As I turned the corner into the backyard I saw figures in long dresses with silky tops and flowing sleeves. They moved toward me across the lawn. By the light of a big Long Island half-moon that looked like a stage contrivance, I saw that they had no faces.
I gasped and sat up in bed wearing only my undershorts. My brain was still soft with booze and drugs. In
the other bed my brother stirred and turned over in his sleep. A light was on upstairs in the kitchen. I smelled cigarette smoke. One of my parents was awake.
I hoped it wasn't my father. Very late one Saturday night in January I'd staggered in encrusted with snow. According to my brother I was so drunk and stoned that our father had pulled all my clothes off, smacked me around and put me to bed. My old rust-bucket had died in the blizzard half a mile from home and things were still cold and distant between my father and me.

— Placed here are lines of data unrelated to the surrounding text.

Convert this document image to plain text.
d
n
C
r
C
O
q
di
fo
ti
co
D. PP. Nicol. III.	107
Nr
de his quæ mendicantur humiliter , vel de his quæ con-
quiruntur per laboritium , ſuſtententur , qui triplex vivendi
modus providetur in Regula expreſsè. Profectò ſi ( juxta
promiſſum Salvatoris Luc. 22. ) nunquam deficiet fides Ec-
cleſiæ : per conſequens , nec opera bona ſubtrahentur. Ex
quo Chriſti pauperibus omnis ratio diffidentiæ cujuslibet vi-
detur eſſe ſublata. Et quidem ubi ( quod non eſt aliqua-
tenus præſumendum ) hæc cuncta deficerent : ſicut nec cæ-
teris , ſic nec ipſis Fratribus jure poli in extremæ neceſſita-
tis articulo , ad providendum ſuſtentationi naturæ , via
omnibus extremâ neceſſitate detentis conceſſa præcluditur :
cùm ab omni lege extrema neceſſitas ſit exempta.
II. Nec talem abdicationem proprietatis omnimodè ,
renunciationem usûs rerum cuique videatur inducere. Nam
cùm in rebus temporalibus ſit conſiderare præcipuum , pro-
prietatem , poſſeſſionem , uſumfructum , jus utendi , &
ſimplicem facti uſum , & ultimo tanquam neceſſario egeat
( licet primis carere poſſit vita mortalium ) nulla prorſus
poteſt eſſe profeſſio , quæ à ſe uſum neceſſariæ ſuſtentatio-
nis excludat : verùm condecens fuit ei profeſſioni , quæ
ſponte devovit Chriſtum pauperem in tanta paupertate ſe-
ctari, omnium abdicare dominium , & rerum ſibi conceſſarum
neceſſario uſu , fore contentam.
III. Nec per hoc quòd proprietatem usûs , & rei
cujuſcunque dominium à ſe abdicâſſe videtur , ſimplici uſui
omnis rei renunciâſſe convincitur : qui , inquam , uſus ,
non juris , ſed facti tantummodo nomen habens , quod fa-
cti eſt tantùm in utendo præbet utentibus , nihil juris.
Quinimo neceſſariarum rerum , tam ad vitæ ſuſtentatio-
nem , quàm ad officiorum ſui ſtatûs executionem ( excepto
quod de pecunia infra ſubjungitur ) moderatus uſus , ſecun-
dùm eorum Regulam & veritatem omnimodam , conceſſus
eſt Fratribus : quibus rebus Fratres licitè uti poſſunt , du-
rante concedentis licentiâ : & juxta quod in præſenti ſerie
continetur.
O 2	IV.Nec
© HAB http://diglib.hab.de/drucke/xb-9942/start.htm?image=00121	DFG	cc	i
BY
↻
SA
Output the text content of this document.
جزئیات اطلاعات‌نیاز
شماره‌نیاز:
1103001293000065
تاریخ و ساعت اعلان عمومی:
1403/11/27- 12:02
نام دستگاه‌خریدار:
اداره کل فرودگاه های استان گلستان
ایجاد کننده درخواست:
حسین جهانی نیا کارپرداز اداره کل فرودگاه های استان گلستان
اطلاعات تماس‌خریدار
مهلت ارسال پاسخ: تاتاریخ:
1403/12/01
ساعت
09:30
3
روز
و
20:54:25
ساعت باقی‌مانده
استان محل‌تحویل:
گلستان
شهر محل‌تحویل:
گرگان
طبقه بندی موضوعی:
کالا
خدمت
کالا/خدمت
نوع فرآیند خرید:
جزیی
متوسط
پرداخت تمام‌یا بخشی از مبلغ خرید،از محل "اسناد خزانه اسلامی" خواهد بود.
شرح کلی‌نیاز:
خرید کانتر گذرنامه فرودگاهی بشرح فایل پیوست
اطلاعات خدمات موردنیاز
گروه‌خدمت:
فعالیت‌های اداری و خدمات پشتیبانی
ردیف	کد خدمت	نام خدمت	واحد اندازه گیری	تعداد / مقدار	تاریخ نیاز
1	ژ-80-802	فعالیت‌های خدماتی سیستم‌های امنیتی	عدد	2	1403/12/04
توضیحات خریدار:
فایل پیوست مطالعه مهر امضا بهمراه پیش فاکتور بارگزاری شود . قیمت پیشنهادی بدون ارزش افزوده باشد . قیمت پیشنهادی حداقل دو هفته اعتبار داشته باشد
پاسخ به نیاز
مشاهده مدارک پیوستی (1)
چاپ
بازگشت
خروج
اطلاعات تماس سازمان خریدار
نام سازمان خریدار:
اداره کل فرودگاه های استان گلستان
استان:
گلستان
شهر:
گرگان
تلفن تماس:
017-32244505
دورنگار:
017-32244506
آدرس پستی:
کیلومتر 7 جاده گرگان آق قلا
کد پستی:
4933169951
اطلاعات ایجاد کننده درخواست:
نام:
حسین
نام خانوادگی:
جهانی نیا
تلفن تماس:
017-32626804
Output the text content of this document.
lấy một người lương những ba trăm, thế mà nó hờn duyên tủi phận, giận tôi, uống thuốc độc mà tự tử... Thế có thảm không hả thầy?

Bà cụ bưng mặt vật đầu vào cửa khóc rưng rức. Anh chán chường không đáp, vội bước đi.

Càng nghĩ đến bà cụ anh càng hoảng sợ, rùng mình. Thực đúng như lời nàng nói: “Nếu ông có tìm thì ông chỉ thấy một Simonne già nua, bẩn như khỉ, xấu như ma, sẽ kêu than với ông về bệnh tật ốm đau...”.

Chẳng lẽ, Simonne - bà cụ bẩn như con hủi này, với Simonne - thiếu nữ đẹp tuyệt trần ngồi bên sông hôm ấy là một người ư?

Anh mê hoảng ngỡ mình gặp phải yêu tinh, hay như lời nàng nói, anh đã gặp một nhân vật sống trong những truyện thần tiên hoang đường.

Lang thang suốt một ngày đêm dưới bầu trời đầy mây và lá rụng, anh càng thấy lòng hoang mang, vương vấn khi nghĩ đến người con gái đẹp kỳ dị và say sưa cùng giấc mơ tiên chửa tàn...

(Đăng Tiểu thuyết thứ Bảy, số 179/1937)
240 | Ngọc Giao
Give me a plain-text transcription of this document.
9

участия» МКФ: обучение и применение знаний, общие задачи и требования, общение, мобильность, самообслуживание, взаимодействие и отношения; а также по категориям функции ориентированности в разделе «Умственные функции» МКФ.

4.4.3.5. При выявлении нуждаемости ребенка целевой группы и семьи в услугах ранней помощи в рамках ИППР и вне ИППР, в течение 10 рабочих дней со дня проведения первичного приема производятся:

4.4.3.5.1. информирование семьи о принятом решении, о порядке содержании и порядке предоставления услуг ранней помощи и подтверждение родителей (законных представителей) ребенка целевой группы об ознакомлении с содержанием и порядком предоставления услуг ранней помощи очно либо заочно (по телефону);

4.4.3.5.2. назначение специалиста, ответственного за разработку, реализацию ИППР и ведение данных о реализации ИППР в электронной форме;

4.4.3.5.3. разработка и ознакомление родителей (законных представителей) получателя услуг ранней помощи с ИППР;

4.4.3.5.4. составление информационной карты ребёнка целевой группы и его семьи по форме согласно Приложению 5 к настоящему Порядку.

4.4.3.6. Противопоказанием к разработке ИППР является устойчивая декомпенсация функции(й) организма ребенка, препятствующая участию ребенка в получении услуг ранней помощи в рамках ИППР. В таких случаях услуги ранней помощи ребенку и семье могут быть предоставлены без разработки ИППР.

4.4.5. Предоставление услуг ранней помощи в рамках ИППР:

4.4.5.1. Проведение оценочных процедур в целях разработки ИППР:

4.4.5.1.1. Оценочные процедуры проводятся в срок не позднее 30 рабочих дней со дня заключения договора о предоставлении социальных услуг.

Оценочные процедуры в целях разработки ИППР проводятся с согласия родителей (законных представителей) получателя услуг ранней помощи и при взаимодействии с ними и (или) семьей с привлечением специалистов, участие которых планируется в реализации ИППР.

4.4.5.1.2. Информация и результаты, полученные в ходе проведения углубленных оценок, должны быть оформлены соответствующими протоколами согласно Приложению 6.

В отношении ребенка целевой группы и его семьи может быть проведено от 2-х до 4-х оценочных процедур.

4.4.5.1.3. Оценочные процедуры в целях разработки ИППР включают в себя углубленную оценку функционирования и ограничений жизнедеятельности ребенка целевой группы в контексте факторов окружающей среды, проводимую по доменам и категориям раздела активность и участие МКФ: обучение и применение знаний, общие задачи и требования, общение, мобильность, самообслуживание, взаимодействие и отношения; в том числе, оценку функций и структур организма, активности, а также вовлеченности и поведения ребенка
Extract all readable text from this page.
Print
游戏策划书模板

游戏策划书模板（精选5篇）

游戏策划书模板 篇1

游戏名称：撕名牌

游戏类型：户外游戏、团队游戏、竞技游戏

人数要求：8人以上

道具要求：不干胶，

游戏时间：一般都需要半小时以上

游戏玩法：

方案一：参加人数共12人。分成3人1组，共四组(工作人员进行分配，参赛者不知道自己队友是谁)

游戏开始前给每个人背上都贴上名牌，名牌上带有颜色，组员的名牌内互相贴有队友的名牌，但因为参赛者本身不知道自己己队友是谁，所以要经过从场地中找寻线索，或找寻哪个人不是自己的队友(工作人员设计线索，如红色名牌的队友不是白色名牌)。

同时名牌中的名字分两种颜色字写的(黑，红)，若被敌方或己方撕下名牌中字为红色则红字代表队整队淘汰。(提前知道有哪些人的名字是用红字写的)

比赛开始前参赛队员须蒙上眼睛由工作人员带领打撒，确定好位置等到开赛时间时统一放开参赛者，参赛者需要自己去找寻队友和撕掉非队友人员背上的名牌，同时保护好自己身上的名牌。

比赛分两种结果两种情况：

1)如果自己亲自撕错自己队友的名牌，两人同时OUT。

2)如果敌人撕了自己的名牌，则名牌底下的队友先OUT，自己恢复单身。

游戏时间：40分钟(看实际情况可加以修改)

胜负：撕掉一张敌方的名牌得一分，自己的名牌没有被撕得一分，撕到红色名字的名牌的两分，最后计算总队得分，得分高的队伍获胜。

Tonight my clothes were strewn on the floor which meant I'd gotten myself undressed. The chances were it was my mother upstairs. So I put on a robe and went up to the kitchen. She sat at the table doing the Times crossword puzzle. The clock said it was just past four. She glanced at me, quizzical, unsmiling, and beautiful. It seemed to me that she must understand exactly what I'd been up to.
"Couldn't sleep?” she asked. “I heard you come in about an hour ago.” That I'd awakened her was unspoken but a given. She slept very lightly.
"Who were you with?” she wanted to know.
"Marty drove me. You've met him."
She said nothing, drew on her Phillip Morris. My parents smoked but I didn't much—not cigarettes, anyway. Again she gave me the look.
"I was thinking about Ithaca,” I said and kept my voice low as I tried to change the subject. My father, my two sisters, and my youngest brother were asleep upstairs. “Especially the Witch Girls,” I added.
She nodded and finally half-smiled. “You loved them. You didn't understand much else in that play but when anyone talked about it, you'd say, ‘Oh, them Witch Girls!’ Everybody loved your doing things like that."
"Did you want to come and see Dark of the Moon?” I asked my mother. She never went to see plays anymore. Rarely went out.
"Not if you don't have a part in it,” she said, and turned back to her puzzle.
"I'm writing now,” I said and she nodded. She wrote too—had done scripts for local TV back in Boston when I was a kid.